Ai pazienti, di per sé, la lacrimazione sembra essere un fattore ordinario, ma sottovalutare l'importanza delle lacrime non consente di mettere in luce l’enorme complessità della loro composizione, struttura, funzione e di come esse interagiscano con il sistema della superficie oculare, in modo da rendere la superficie refrattiva regolare e stabile al di sopra della superficie corneale - a sua volta relativamente irregolare -, e di quanto una perdita di tale equilibrio sia disturbante.
I pazienti, infatti, diventano consapevoli dell’importanza di un equilibrio della superficie oculare solo quando avvertono i fastidi legati al cosiddetto «occhio secco» oppure cominciano a percepire una visione transitoriamente disturbata e limitata. In realtà, il termine «occhio secco» rimane di uso comune, nonostante rappresenti oggi solo una scarna descrizione della malattia, valida per una minore percentuale di casi. Nell’evoluzione storica, la malattia dell'occhio secco (dry eye disease - DED) è stata addebitata a insufficiente produzione oppure a compromissione della stabilità delle lacrime.

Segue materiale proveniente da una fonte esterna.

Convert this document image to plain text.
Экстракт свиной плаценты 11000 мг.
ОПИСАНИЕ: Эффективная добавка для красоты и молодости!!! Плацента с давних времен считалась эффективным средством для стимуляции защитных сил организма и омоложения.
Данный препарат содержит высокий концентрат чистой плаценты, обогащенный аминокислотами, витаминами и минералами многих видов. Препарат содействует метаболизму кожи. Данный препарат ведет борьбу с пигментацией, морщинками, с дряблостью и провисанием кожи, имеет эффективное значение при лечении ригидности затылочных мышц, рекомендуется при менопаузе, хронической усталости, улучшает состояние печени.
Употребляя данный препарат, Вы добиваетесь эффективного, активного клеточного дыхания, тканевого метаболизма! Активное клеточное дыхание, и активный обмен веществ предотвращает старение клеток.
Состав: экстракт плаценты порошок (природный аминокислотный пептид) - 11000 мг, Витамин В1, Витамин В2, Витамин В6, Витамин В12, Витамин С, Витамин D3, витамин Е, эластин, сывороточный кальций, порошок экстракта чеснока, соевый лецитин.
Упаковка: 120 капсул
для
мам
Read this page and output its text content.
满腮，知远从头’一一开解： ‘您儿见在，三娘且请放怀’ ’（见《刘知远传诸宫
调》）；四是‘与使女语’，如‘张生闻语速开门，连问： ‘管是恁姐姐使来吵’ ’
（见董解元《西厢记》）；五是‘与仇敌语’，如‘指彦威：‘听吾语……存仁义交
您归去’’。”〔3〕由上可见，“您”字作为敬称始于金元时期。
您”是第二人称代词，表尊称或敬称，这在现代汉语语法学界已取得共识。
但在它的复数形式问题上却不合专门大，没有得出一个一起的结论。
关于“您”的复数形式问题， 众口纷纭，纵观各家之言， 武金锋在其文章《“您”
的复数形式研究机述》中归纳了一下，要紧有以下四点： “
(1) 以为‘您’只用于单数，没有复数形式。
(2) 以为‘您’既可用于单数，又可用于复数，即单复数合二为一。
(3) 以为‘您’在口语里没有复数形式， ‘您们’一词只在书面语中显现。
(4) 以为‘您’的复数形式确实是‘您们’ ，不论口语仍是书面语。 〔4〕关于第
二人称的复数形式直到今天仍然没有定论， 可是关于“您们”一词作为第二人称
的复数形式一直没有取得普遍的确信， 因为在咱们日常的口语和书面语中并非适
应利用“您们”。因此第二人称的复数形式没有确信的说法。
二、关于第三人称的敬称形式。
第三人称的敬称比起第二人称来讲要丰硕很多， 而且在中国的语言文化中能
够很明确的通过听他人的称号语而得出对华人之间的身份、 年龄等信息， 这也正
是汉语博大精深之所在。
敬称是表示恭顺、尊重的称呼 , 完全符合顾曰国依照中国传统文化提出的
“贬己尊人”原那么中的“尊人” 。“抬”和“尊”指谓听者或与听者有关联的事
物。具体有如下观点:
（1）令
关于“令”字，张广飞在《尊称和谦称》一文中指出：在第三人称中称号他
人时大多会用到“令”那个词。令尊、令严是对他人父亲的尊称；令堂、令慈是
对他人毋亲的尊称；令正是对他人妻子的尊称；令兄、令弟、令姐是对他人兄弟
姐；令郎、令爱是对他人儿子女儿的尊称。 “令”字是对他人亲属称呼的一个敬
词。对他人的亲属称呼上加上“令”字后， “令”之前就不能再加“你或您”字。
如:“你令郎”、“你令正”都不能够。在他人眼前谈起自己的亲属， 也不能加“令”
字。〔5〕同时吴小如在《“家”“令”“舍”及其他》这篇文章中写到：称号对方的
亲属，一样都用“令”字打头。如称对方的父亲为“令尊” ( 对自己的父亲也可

Vi è ora, invece, evidenza che qualsiasi anormalità della superficie oculare può scatenare lo squilibrio in tutti gli altri componenti della dinamica lacrimale, per cui si parla di ocular surface disease – OSD. La dinamica lacrimale, infatti, dipende da complesse interazioni tra ambiente, palpebre, film lacrimale, congiuntiva e cornea e vi sono molteplici manifestazioni di OSD, sia da deficit acquoso che da eccesso evaporativo.
Ocular surface disease
Man mano che è aumentata la comprensione della patofisiologia della OSD, si è capito come questa malattia sia complessa e spesso multifattoriale, tanto che, a testimonianza del ruolo del sistema nervoso nella patofisiologia della OSD, film lacrimale, ghiandole lacrimali, epitelio corneale e congiuntivale, ghiandole di Meibomio e rete neurale lavorano insieme come unità funzionale lacrimale integrata (LFU). Ultimamente, poi, è stato dimostrato come altri componenti, quali cellule immunitarie, cellule della matrice, ormoni e persino il microbioma, siano in grado di regolare l'omeostasi della superficie oculare. Tutti questi tessuti interagiscono insieme per formare il microambiente della superficie oculare (OSM). È stata anche avanzata l’ipotesi secondo cui l'OSD sia una malattia autoimmune localizzata, originata da uno squilibrio nelle vie immuno-regolatorie e pro-infiammatorie protettive della superficie oculare, per cui nella OSD l'OSM subisce un danno dell'immuno-omeostasi, con conseguente infiammazione cronica.
La OSD è una condizione comune tra le popolazioni nel mondo, con una prevalenza variamente descritta fino al 75% e con aumento in base all’età e al sesso. Pur tuttavia, la disfunzione lacrimale rimane un problema sottodiagnosticato e sottostimato, nonostante se ne senta parlare sempre e a tutti I livelli. In generale, i pazienti con OSD possono manifestare disturbi oculari quali: irritazione, arrossamento, bruciore/prurito, occhi infastiditi, sensazione di corpo estraneo o “sabbia”, visione offuscata tra gli ammiccamenti, lacrimazione, intolleranza alle lenti a contatto, aumento della frequenza di ammiccamento, secrezione mucosa, fotofobia, eccetera. I sintomi peggiorano, tipicamente, in ambienti ventosi, polverosi o fumosi, con aria condizionata, man mano nell’arco della giornata, dopo prolungata lettura o uso di computer. Pertanto, la OSD può alterare (anche pesantemente) la qualità della vita.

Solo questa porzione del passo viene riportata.